Addressing the faithful during his homily at the Mass of canonization, Pope Francis said: “The saints are men and women who enter fully into the mystery of prayer. Men and women who struggle with prayer, letting the Holy Spirit pray and struggle in them.”
“They struggle to the very end, with all their strength, and they triumph, but not by their own efforts: the Lord triumphs in them and with them.” He added: “The seven witnesses who were canonized today also fought the good fight of faith and love by their prayers. That is why they remained firm in faith, with a generous and steadfast heart. Through their example and their intercession, may God also enable us to be men and women of prayer.”
Here are the inspiring stories of 4 of the new saints canonized on Sunday.
And read the Pope’s homily on the prayer of the saints here.
A YOUNG FRENCH CARMELITE CONTEMPLATIVE
Elisabeth Catez (1880-1906) was born on July 18, 1880 in the military base at Avord, near Bourges in France, and was baptized four days later. In 1887, a short time after the family moved to Dijon, her father died. On April 19, 1891, she received her first Holy Communion: that day Elisabeth began a difficult struggle to “overcome herself for love,” learning to control her willful, fiery and impetuous temperament.
Increasingly drawn to Christ, Elisabeth made a private vow of virginity in 1894. Believing that she was called to religious life, she asked her mother for permission to enter the Carmel of Dijon. Obedient to her mother, who had prohibited her from visiting the monastery, Elisabeth did not enter until August 2, 1901. A capable and prize-winning pianist, and joyful and active in the parish and social life of her city, she passed the time before her entrance into the monastery learning how to discover Christ in all things, giving her heart to him alone, even though she was busy with many activities, participating in dances and spending time with friends.
On December 8, 1901 she was clothed with the religious habit and given the name Elizabeth of the Trinity. In the monastery she grew in her union with the Most Holy Trinity in the depths of her soul. Gazing upon the Blessed Mother, she learned to safeguard ever more the presence of the living God and each day to do the Lord’s will with generosity, as she contemplated the “excessively great love” manifested in Jesus Crucified. A short time after her religious profession on January 11, 1903, Sister Elizabeth displayed the first symptoms of Addison’s Disease, which led to her death following extreme suffering. She accepted everything peacefully and abandoned herself with confidence to the mercy of God, seeing in her illness a propitious occasion to conform herself to her Crucified Spouse, as she ardently desired to pass over into the Trinitarian joy of the communion of saints. Sister Elizabeth of the Trinity died on November 9, 1906 at the age of 26.

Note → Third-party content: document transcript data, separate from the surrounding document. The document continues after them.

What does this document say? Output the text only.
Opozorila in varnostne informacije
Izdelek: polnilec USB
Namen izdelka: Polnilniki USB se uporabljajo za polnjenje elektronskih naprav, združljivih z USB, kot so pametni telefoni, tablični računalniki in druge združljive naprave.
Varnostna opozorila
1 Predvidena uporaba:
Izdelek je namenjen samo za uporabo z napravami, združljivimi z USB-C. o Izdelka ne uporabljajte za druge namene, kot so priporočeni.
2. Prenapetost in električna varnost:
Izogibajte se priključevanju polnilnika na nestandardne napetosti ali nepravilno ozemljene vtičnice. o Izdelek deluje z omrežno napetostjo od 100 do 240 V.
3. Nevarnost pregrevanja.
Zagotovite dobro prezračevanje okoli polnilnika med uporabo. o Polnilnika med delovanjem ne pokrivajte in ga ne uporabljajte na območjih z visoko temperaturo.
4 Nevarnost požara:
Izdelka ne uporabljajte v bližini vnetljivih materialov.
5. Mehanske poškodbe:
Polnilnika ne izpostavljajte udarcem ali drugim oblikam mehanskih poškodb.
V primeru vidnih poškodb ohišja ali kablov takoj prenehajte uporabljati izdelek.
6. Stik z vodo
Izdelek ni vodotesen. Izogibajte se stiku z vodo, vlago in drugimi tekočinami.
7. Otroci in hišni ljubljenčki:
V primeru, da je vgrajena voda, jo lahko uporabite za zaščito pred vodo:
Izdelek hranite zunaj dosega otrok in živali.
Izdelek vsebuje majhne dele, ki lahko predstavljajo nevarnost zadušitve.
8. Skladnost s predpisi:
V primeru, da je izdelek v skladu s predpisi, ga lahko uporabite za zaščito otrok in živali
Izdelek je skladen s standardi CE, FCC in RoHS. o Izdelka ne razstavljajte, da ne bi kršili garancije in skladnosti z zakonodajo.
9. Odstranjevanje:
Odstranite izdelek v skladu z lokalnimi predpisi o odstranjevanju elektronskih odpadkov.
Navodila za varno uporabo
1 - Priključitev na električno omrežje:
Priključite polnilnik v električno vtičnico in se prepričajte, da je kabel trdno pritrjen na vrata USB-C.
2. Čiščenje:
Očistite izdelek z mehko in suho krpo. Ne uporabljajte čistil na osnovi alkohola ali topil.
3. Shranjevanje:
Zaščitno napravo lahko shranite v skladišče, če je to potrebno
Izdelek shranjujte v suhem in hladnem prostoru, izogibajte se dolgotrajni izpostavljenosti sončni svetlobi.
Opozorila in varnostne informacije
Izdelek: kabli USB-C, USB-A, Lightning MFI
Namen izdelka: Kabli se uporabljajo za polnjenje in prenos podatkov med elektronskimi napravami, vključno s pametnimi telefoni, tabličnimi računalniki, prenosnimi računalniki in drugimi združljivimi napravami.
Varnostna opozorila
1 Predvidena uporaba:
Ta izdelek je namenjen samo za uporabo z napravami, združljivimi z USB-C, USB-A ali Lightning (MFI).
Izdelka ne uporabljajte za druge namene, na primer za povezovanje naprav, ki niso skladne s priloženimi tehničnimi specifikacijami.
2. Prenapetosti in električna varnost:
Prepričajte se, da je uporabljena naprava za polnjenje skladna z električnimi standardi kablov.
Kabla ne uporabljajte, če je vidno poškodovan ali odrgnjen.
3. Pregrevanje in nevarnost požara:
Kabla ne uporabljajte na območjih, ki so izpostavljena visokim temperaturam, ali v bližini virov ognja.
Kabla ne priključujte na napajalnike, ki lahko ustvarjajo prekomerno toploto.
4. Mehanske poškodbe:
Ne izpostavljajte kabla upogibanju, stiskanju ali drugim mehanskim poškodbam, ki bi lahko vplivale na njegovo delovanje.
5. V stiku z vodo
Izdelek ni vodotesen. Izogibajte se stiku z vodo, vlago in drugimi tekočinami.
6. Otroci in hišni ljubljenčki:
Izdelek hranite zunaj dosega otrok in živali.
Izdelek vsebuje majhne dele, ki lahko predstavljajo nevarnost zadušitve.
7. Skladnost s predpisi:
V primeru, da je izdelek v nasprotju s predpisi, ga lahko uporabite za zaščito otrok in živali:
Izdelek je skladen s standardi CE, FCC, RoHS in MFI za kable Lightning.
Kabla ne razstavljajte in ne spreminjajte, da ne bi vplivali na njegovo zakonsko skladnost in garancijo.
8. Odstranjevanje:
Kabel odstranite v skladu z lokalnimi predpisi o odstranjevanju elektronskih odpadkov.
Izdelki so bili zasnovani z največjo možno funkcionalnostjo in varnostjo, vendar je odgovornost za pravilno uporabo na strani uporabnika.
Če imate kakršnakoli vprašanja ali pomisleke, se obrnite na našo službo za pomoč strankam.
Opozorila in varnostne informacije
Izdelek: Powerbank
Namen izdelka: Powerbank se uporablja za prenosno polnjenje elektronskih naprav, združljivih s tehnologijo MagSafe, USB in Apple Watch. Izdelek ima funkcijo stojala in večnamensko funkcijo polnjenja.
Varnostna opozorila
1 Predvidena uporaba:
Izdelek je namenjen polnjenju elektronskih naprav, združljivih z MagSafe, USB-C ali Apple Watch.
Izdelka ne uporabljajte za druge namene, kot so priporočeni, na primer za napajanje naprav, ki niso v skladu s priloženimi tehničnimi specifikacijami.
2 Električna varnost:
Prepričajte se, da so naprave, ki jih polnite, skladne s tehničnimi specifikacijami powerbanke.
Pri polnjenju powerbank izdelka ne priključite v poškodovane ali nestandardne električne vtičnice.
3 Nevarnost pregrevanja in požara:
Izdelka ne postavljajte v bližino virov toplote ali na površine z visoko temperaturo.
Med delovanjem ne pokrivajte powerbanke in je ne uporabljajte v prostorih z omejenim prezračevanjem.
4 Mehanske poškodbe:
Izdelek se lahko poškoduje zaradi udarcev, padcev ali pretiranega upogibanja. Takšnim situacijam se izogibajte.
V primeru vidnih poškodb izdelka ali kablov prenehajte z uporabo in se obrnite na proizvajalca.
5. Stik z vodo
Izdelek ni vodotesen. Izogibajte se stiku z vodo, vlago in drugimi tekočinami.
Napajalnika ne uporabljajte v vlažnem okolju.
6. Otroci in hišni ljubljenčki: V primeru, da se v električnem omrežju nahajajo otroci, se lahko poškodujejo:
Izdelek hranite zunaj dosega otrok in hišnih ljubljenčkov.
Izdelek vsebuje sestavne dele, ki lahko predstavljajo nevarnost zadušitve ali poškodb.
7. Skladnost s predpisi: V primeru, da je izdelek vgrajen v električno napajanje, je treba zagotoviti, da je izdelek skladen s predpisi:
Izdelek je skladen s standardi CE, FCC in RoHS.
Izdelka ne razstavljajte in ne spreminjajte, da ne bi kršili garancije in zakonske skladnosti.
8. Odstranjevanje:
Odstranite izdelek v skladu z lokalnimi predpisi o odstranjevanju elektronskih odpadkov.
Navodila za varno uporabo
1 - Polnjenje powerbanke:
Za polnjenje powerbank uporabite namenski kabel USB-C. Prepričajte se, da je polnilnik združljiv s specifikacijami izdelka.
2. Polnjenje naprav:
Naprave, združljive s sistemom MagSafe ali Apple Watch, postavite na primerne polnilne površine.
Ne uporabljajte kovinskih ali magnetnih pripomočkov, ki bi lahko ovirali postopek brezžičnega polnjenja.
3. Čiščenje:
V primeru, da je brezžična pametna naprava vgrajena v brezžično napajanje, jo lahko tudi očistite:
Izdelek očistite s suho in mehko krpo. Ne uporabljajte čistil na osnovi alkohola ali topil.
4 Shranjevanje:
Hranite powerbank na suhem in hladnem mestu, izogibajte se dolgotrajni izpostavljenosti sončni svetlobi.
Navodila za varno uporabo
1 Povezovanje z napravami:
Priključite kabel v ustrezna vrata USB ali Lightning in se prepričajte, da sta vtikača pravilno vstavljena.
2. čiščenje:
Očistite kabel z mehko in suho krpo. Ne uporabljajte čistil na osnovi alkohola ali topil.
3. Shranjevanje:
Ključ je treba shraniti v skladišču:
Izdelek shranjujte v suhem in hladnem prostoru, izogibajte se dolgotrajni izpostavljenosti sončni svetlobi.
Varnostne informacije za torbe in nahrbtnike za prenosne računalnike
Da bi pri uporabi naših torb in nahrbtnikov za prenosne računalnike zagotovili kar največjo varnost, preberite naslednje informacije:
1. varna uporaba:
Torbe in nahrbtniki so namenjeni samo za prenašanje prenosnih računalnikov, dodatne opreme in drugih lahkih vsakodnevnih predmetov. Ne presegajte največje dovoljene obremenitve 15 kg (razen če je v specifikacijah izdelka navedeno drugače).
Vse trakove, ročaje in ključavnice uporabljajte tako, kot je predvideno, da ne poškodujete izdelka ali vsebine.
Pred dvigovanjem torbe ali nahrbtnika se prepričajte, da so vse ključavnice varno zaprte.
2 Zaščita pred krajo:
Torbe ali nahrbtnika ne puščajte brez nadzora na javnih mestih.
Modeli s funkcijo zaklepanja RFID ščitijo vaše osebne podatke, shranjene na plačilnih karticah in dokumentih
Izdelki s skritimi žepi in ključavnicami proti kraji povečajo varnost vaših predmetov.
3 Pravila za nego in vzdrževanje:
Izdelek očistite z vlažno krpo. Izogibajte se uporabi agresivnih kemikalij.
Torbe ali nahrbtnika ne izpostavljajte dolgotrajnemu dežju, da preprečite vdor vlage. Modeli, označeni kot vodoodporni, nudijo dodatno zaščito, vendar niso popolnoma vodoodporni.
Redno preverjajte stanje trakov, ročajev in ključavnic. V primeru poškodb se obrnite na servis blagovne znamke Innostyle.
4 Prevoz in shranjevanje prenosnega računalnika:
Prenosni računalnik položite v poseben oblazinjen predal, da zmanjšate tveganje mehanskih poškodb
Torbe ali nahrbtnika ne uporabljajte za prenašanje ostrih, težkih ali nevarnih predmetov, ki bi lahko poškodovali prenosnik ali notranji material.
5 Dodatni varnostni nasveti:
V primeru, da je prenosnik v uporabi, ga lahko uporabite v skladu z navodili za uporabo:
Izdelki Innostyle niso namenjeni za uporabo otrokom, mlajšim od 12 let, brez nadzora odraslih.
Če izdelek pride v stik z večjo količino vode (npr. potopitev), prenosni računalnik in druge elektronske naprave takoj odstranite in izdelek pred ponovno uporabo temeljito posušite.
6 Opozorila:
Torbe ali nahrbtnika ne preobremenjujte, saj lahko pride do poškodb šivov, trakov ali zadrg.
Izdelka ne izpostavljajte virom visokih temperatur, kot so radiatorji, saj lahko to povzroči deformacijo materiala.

A YOUTH MARTYRED FOR LOVE OF JESUS CHRIST
José Sánchez del Río (1913-1928) was born on March 28, 1913 in Sahuayo, in the State of Michoacán, Mexico. At the outbreak of the so-called “Cristero War” in 1926, his brothers joined the rebel forces fighting the violent anti-Christian regime which had been established in the country. José too was enlisted.
Catholicism flourished in Sahuayo and for this reason the “Cristeros” were deeply rooted in the area. Priests secretly remained in Sahuayo throughout the persecution and never abandoned the faithful, clandestinely celebrating the Eucharist and administrating the sacraments, at which young José assiduously participated. In those years, the first Christian martyrs were often spoken of and many young people wanted to follow in their footsteps.
During a violent battle on January 25 1928, José was captured and brought to his city of birth, where he was imprisoned in the parish church which had already been desecrated and laid waste by federalists. It was suggested that he flee in order to avoid being sentenced to death, but he refused.
While in prison, in an effort to make José renounce his faith to save himself, he was tortured and forced to watch the hanging of another boy who had been imprisoned with him. The soles of his feet flayed, José was made to walk to the cemetery where, positioned in front of the grave prepared for him, he was shot, but not mortally, and asked again to renounce the faith. But José, with every wound inflicted, cried out: “Long live Christ the King! Long live our Lady of Guadalupe!” In the end he was shot and executed. It was February 10, 1928, and he was nearly fifteen years old. Three days before he had written to his mother: “Trust in God’s will. I die happy because I am dying next to our Lord.”
In 2005, Pope Benedict XVI enrolled José among the blessed.